Thanks for your reply, @sonichi . This worked for the higgs dataset, but I can imagine it might appear again for other datasets. Any plans to fix this in future releases?
Thanks for your reply, @sonichi . This worked for the higgs dataset, but I can imagine it might appear again for other datasets. Any plans to fix this in future releases?
Your suggestion is welcome here. I don't know how common it is to use "?" for missing data, and how we are supposed to infer that without explicit hint from users. For example, we can't simply replace all "?" by "" because it could be a legitimate value. What would you recommend to address this kind of ambiguity?

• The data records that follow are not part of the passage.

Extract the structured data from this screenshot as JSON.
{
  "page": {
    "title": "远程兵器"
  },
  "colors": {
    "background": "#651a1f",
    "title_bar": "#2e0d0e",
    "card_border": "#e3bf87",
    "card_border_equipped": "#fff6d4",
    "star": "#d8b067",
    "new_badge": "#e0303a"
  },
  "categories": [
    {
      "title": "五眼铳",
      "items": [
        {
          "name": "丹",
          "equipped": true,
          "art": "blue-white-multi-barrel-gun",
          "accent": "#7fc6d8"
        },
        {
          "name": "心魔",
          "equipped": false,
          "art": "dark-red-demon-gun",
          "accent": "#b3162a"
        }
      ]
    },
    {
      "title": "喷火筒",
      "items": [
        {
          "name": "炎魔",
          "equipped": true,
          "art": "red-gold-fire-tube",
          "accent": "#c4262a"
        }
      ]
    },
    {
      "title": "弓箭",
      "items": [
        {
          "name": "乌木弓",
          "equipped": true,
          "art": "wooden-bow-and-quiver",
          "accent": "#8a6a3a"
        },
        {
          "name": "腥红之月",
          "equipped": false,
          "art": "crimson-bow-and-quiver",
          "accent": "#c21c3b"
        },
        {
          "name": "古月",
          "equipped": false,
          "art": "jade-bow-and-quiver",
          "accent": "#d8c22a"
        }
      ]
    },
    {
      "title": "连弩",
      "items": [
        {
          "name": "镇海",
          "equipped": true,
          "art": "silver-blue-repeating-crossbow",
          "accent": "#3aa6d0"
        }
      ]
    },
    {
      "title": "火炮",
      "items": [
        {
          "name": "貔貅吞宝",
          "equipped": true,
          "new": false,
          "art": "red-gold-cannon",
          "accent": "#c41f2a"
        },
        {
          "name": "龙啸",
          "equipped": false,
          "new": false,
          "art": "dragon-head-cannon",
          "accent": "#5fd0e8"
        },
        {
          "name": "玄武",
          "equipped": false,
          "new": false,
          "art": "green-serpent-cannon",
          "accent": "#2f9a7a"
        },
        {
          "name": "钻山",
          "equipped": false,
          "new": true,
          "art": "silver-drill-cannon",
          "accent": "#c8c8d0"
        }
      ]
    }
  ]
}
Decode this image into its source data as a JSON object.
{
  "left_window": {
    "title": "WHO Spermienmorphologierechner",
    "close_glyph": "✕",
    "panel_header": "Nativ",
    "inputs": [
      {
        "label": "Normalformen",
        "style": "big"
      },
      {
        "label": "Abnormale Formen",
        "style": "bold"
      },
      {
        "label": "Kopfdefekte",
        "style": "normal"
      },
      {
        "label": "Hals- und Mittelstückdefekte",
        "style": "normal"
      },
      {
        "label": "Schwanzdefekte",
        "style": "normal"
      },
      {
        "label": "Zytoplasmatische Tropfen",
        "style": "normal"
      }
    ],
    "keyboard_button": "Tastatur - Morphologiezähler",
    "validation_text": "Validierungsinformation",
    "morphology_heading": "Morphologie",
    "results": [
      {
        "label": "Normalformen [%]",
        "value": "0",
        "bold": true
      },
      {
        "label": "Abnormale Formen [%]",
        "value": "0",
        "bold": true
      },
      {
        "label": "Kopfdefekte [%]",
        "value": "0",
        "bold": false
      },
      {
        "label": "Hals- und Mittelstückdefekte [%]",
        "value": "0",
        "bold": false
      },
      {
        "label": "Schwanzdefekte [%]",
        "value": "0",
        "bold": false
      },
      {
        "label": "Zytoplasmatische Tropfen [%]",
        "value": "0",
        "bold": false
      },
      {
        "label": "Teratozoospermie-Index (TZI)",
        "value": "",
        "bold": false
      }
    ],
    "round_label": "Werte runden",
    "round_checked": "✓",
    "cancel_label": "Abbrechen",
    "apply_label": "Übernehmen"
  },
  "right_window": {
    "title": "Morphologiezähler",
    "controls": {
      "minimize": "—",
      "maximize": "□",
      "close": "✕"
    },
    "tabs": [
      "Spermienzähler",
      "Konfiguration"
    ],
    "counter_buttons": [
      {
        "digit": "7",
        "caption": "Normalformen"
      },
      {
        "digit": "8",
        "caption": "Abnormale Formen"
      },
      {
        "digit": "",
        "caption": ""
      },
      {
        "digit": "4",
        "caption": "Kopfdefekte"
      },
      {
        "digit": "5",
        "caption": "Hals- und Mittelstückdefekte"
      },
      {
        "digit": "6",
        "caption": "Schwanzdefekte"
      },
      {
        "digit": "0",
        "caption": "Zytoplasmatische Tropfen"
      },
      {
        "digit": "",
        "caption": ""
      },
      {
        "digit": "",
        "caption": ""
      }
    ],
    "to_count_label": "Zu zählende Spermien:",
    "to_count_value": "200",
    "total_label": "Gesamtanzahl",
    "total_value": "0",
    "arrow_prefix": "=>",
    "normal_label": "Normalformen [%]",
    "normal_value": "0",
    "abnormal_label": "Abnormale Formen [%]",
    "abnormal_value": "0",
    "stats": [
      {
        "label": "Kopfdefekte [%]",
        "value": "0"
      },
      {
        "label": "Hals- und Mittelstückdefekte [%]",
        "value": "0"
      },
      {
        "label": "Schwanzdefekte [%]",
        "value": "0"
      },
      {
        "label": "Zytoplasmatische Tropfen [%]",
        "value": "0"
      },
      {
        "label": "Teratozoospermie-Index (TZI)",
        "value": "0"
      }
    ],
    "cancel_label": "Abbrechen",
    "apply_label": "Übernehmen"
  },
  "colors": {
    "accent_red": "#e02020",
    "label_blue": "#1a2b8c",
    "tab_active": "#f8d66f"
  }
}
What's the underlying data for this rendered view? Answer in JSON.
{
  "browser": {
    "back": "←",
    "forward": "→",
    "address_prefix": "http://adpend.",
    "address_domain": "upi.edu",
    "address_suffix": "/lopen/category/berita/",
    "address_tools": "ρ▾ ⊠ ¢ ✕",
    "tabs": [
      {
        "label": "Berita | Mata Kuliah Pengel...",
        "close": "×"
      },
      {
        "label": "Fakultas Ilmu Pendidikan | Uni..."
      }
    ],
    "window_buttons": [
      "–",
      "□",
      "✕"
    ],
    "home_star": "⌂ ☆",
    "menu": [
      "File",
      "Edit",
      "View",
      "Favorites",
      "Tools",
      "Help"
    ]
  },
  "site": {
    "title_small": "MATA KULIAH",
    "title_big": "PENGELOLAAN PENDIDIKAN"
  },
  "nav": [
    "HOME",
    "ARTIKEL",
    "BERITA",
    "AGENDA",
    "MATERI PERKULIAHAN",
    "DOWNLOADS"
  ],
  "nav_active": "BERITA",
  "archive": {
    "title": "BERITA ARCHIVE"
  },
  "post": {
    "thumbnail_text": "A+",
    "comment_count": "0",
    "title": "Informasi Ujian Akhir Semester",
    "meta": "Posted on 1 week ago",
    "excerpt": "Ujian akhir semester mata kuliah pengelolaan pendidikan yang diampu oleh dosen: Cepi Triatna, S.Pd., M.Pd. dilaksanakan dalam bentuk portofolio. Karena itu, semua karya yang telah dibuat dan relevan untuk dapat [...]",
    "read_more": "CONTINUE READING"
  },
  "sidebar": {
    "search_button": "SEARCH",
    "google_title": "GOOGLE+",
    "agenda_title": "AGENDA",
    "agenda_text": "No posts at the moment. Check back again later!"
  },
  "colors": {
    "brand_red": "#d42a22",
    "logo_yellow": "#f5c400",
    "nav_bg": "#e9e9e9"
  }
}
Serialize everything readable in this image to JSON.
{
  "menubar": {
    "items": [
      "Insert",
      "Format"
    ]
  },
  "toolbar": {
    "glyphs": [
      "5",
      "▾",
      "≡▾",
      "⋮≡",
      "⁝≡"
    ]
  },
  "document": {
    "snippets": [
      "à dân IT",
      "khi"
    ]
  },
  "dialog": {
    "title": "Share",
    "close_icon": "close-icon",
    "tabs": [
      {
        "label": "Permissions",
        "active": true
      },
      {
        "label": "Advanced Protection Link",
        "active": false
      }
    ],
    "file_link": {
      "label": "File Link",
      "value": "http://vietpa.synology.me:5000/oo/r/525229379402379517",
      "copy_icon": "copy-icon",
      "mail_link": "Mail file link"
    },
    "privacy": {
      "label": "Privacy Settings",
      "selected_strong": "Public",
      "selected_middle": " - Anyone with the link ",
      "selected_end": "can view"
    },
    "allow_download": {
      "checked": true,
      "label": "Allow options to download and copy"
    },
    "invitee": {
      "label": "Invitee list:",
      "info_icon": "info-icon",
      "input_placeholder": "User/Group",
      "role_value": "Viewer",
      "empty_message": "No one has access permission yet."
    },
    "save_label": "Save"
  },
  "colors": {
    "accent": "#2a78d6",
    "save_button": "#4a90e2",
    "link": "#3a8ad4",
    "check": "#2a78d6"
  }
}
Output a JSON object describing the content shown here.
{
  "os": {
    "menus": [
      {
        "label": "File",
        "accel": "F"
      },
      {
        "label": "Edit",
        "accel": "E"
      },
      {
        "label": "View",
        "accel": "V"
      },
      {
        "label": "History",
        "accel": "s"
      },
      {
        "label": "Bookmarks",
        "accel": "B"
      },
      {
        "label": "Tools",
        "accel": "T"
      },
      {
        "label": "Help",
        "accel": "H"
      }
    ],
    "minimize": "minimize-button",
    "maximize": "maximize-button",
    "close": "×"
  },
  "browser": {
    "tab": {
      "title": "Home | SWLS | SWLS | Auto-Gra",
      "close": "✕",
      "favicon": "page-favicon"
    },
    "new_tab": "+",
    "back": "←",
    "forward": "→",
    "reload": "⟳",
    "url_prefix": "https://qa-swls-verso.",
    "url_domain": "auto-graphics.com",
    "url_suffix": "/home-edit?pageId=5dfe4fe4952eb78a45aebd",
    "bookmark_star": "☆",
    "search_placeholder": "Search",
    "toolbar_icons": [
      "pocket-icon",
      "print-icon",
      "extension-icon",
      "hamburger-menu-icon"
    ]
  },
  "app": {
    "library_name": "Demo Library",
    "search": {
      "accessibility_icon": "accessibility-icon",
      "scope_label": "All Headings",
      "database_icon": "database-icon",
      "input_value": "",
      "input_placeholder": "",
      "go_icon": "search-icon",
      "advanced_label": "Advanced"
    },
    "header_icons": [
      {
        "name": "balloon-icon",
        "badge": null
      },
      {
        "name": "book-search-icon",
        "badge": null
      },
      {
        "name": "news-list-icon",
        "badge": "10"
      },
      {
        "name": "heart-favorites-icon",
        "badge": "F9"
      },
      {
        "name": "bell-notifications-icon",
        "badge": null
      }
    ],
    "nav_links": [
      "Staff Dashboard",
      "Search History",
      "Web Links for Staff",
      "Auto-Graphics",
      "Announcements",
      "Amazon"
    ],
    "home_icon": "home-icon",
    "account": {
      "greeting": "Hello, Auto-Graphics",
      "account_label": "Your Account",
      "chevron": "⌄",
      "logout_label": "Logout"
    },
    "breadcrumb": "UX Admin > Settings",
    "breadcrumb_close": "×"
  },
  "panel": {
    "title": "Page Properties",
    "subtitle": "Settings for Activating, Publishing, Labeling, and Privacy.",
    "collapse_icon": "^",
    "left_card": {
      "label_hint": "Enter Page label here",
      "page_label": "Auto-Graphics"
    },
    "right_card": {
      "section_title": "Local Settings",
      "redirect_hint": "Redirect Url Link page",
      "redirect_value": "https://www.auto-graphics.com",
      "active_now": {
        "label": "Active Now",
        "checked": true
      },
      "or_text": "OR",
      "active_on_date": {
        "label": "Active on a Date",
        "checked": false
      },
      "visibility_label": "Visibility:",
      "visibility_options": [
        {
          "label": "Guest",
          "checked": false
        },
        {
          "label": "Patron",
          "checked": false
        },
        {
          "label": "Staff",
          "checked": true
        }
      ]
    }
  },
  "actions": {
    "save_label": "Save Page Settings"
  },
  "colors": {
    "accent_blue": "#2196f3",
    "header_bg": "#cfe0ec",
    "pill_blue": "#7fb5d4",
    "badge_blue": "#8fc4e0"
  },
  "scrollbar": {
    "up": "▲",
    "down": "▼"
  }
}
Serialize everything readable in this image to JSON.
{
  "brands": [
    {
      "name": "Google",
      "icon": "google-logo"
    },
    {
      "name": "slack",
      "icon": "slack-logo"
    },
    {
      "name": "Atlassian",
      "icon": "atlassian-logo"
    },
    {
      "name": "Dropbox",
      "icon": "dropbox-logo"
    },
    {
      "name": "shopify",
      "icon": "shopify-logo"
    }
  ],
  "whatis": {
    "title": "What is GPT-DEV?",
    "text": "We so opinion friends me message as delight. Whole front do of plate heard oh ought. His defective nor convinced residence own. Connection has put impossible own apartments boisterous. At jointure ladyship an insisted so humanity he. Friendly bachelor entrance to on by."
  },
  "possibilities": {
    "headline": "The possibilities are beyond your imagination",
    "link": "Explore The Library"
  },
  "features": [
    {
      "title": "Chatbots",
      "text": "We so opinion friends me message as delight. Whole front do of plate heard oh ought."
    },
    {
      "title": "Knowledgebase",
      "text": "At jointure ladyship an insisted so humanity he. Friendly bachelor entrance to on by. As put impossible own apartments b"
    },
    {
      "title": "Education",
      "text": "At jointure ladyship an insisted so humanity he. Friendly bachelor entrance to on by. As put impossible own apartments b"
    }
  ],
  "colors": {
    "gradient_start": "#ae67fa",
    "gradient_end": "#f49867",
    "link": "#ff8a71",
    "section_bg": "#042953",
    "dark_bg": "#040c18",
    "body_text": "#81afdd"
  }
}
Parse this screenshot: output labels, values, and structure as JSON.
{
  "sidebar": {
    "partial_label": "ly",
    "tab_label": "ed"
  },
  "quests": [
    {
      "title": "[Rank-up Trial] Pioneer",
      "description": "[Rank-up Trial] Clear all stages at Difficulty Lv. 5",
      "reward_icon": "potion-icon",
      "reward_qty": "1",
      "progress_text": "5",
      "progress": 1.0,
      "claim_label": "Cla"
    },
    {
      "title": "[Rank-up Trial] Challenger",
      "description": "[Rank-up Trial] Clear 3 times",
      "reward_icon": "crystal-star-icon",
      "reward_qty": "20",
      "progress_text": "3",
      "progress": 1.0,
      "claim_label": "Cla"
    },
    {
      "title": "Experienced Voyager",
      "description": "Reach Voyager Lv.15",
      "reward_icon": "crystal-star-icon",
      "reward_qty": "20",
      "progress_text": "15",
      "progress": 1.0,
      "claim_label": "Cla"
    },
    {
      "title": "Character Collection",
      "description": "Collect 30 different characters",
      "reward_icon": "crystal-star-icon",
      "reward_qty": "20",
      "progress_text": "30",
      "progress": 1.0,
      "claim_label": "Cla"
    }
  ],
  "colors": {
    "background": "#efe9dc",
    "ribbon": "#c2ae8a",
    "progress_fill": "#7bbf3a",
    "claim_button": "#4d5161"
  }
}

I have seen multiple OpenML datasets where the NaN values are stored as "?". I understand that a blind replacement of "?" with NaN might not be desired in some situation, but how about an analysis of the data types of column values? If e.g. 90%+ of values are integers, then "?" can be interpreted as NaN. If FLAML already has column data type checks, this can be integrated into it.
I have seen multiple OpenML datasets where the NaN values are stored as "?". I understand that a blind replacement of "?" with NaN might not be desired in some situation, but how about an analysis of the data types of column values? If e.g. 90%+ of values are integers, then "?" can be interpreted as NaN. If FLAML already has column data type checks, this can be integrated into it.
Interesting idea. Do you suggest replacing "?" with NaN automatically if 90%+ of values are integers and the remainder are "?"? What if I do use 0 and ? to represent two categories and I have 90% 0s in my data?